You will need to keep a close eye on agression and be ready to act in an emergency. I also recommend that everyone keep an RX cabinet (starting with Kanamycin, Metronidizole, Epsom salt and a few other goodies). What typically happens in a situtation with a bad footprint is that somebody (alpha or beta) will stress the tank out with agression. The fish being stressed, their immune system gets weak and they get some sort of malady. If you catch things quickly and have the proper meds on hand (BEFORE you need them) - you'll most likely save all of your fish. And then you'll still be left with a footprint problem. I don't know about you guys, but I do not enjoy dealing with sick fish.

Think it through, know the risks and make an informed decision.

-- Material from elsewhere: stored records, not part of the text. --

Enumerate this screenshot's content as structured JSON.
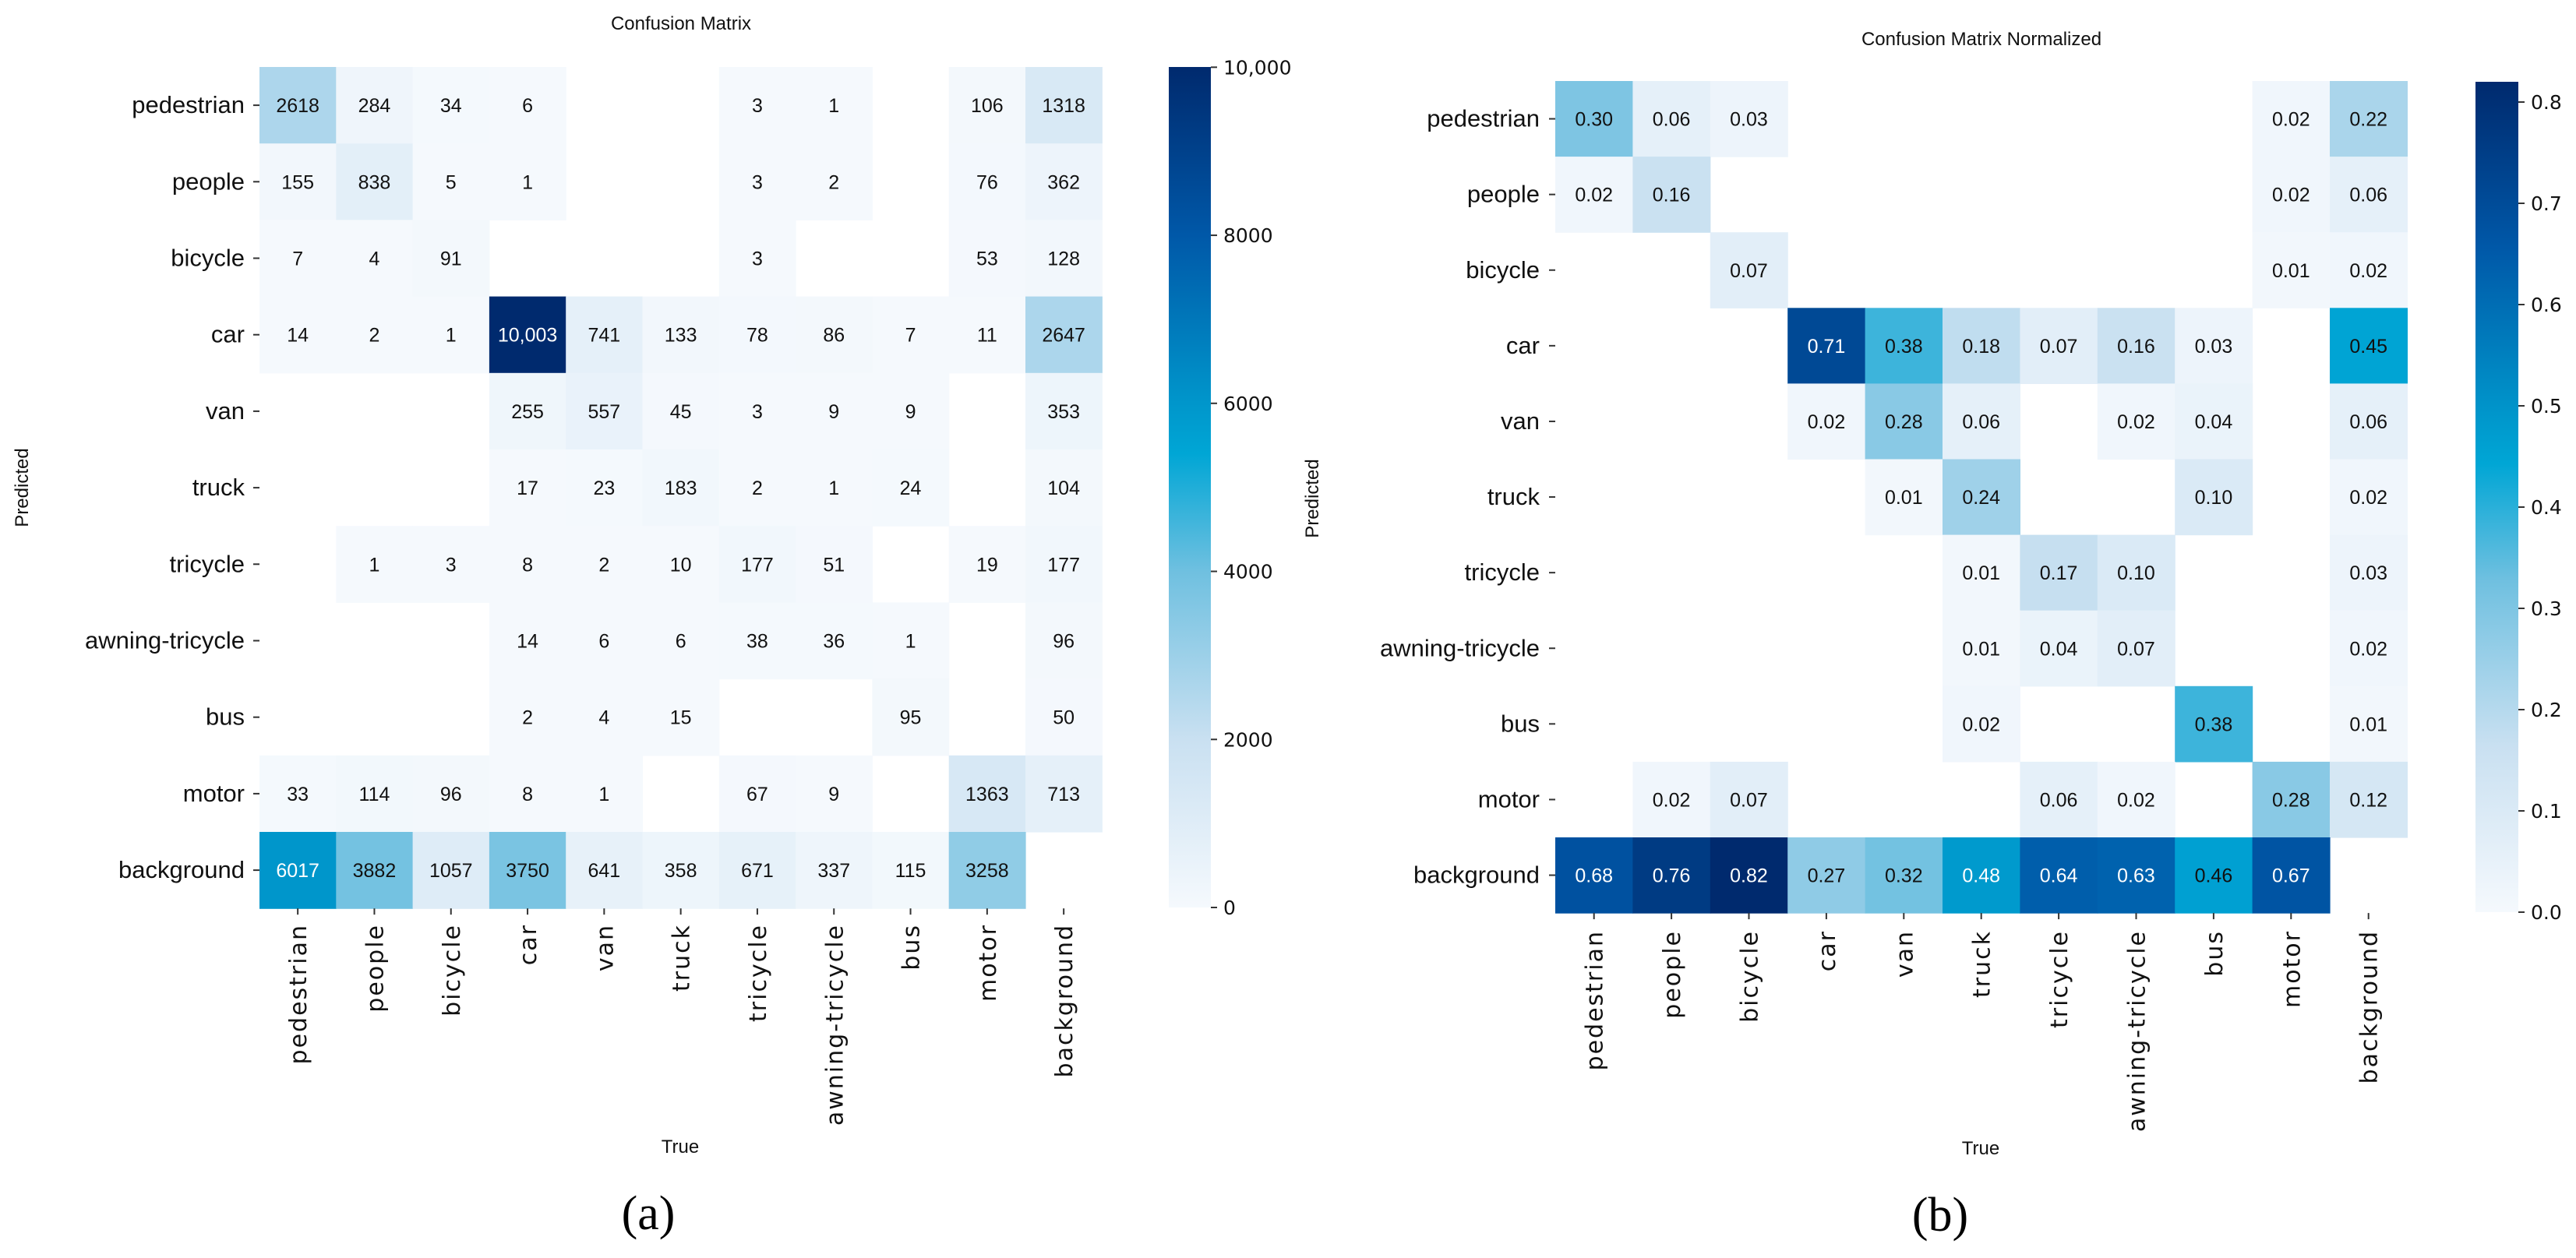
{
  "chart_data": [
    {
      "type": "heatmap",
      "title": "Confusion Matrix",
      "xlabel": "True",
      "ylabel": "Predicted",
      "panel_label": "(a)",
      "x_categories": [
        "pedestrian",
        "people",
        "bicycle",
        "car",
        "van",
        "truck",
        "tricycle",
        "awning-tricycle",
        "bus",
        "motor",
        "background"
      ],
      "y_categories": [
        "pedestrian",
        "people",
        "bicycle",
        "car",
        "van",
        "truck",
        "tricycle",
        "awning-tricycle",
        "bus",
        "motor",
        "background"
      ],
      "values": [
        [
          2618,
          284,
          34,
          6,
          null,
          null,
          3,
          1,
          null,
          106,
          1318
        ],
        [
          155,
          838,
          5,
          1,
          null,
          null,
          3,
          2,
          null,
          76,
          362
        ],
        [
          7,
          4,
          91,
          null,
          null,
          null,
          3,
          null,
          null,
          53,
          128
        ],
        [
          14,
          2,
          1,
          10003,
          741,
          133,
          78,
          86,
          7,
          11,
          2647
        ],
        [
          null,
          null,
          null,
          255,
          557,
          45,
          3,
          9,
          9,
          null,
          353
        ],
        [
          null,
          null,
          null,
          17,
          23,
          183,
          2,
          1,
          24,
          null,
          104
        ],
        [
          null,
          1,
          3,
          8,
          2,
          10,
          177,
          51,
          null,
          19,
          177
        ],
        [
          null,
          null,
          null,
          14,
          6,
          6,
          38,
          36,
          1,
          null,
          96
        ],
        [
          null,
          null,
          null,
          2,
          4,
          15,
          null,
          null,
          95,
          null,
          50
        ],
        [
          33,
          114,
          96,
          8,
          1,
          null,
          67,
          9,
          null,
          1363,
          713
        ],
        [
          6017,
          3882,
          1057,
          3750,
          641,
          358,
          671,
          337,
          115,
          3258,
          null
        ]
      ],
      "display": [
        [
          "2618",
          "284",
          "34",
          "6",
          "",
          "",
          "3",
          "1",
          "",
          "106",
          "1318"
        ],
        [
          "155",
          "838",
          "5",
          "1",
          "",
          "",
          "3",
          "2",
          "",
          "76",
          "362"
        ],
        [
          "7",
          "4",
          "91",
          "",
          "",
          "",
          "3",
          "",
          "",
          "53",
          "128"
        ],
        [
          "14",
          "2",
          "1",
          "10,003",
          "741",
          "133",
          "78",
          "86",
          "7",
          "11",
          "2647"
        ],
        [
          "",
          "",
          "",
          "255",
          "557",
          "45",
          "3",
          "9",
          "9",
          "",
          "353"
        ],
        [
          "",
          "",
          "",
          "17",
          "23",
          "183",
          "2",
          "1",
          "24",
          "",
          "104"
        ],
        [
          "",
          "1",
          "3",
          "8",
          "2",
          "10",
          "177",
          "51",
          "",
          "19",
          "177"
        ],
        [
          "",
          "",
          "",
          "14",
          "6",
          "6",
          "38",
          "36",
          "1",
          "",
          "96"
        ],
        [
          "",
          "",
          "",
          "2",
          "4",
          "15",
          "",
          "",
          "95",
          "",
          "50"
        ],
        [
          "33",
          "114",
          "96",
          "8",
          "1",
          "",
          "67",
          "9",
          "",
          "1363",
          "713"
        ],
        [
          "6017",
          "3882",
          "1057",
          "3750",
          "641",
          "358",
          "671",
          "337",
          "115",
          "3258",
          ""
        ]
      ],
      "colorbar": {
        "range": [
          0,
          10003
        ],
        "ticks": [
          0,
          2000,
          4000,
          6000,
          8000,
          10000
        ],
        "tick_labels": [
          "0",
          "2000",
          "4000",
          "6000",
          "8000",
          "10,000"
        ]
      },
      "colormap": "Blues",
      "grid": false
    },
    {
      "type": "heatmap",
      "title": "Confusion Matrix Normalized",
      "xlabel": "True",
      "ylabel": "Predicted",
      "panel_label": "(b)",
      "x_categories": [
        "pedestrian",
        "people",
        "bicycle",
        "car",
        "van",
        "truck",
        "tricycle",
        "awning-tricycle",
        "bus",
        "motor",
        "background"
      ],
      "y_categories": [
        "pedestrian",
        "people",
        "bicycle",
        "car",
        "van",
        "truck",
        "tricycle",
        "awning-tricycle",
        "bus",
        "motor",
        "background"
      ],
      "values": [
        [
          0.3,
          0.06,
          0.03,
          null,
          null,
          null,
          null,
          null,
          null,
          0.02,
          0.22
        ],
        [
          0.02,
          0.16,
          null,
          null,
          null,
          null,
          null,
          null,
          null,
          0.02,
          0.06
        ],
        [
          null,
          null,
          0.07,
          null,
          null,
          null,
          null,
          null,
          null,
          0.01,
          0.02
        ],
        [
          null,
          null,
          null,
          0.71,
          0.38,
          0.18,
          0.07,
          0.16,
          0.03,
          null,
          0.45
        ],
        [
          null,
          null,
          null,
          0.02,
          0.28,
          0.06,
          null,
          0.02,
          0.04,
          null,
          0.06
        ],
        [
          null,
          null,
          null,
          null,
          0.01,
          0.24,
          null,
          null,
          0.1,
          null,
          0.02
        ],
        [
          null,
          null,
          null,
          null,
          null,
          0.01,
          0.17,
          0.1,
          null,
          null,
          0.03
        ],
        [
          null,
          null,
          null,
          null,
          null,
          0.01,
          0.04,
          0.07,
          null,
          null,
          0.02
        ],
        [
          null,
          null,
          null,
          null,
          null,
          0.02,
          null,
          null,
          0.38,
          null,
          0.01
        ],
        [
          null,
          0.02,
          0.07,
          null,
          null,
          null,
          0.06,
          0.02,
          null,
          0.28,
          0.12
        ],
        [
          0.68,
          0.76,
          0.82,
          0.27,
          0.32,
          0.48,
          0.64,
          0.63,
          0.46,
          0.67,
          null
        ]
      ],
      "colorbar": {
        "range": [
          0,
          0.82
        ],
        "ticks": [
          0,
          0.1,
          0.2,
          0.3,
          0.4,
          0.5,
          0.6,
          0.7,
          0.8
        ],
        "tick_labels": [
          "0.0",
          "0.1",
          "0.2",
          "0.3",
          "0.4",
          "0.5",
          "0.6",
          "0.7",
          "0.8"
        ]
      },
      "colormap": "Blues",
      "grid": false
    }
  ]
}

On some others will disgree with me about your 300 gallon footprint.

IMHO,
Russ


----------



## lloyd (Aug 24, 2005)

tank raised burundi are the easiest variant to keep in short tanks, IME. 
your big cube makes an excellent grow tank. they should put some good size on really quick for you in there. you may find they scare easily, once they are mature, if they cannot accept people's approach from 3 wide angles. it may be prudent to use it as a corner tank and paint two sides.
i would leave the entire floor open. a rock pile will simply negate the advantage of your tank's cubic water volume. and keep your substrate very shallow because cubes are a PITA to vacuum. HTH.


----------



## cichlidgirl1 (Sep 17, 2007)

If i had your fish and that tank i would let the fronts you have grow out some more, when they get larger and start acting more aggressive (fronts are wimps around other fish but can be super mean to each other ) then sell off the extra males. You should be able to sell them easily and make some nice money too. Leave one male and two or three females. Get no more. For aquascape i would go with some large rocks and set single (not together to make caves) that way they can scoot behind the rock if they want but wont fight over caves etc.. Go with a nice sand for them to dig in too. I really think that would work, you just wont be able to have lots of them in there like you would with a long footprint. I think it would look real nice too.


----------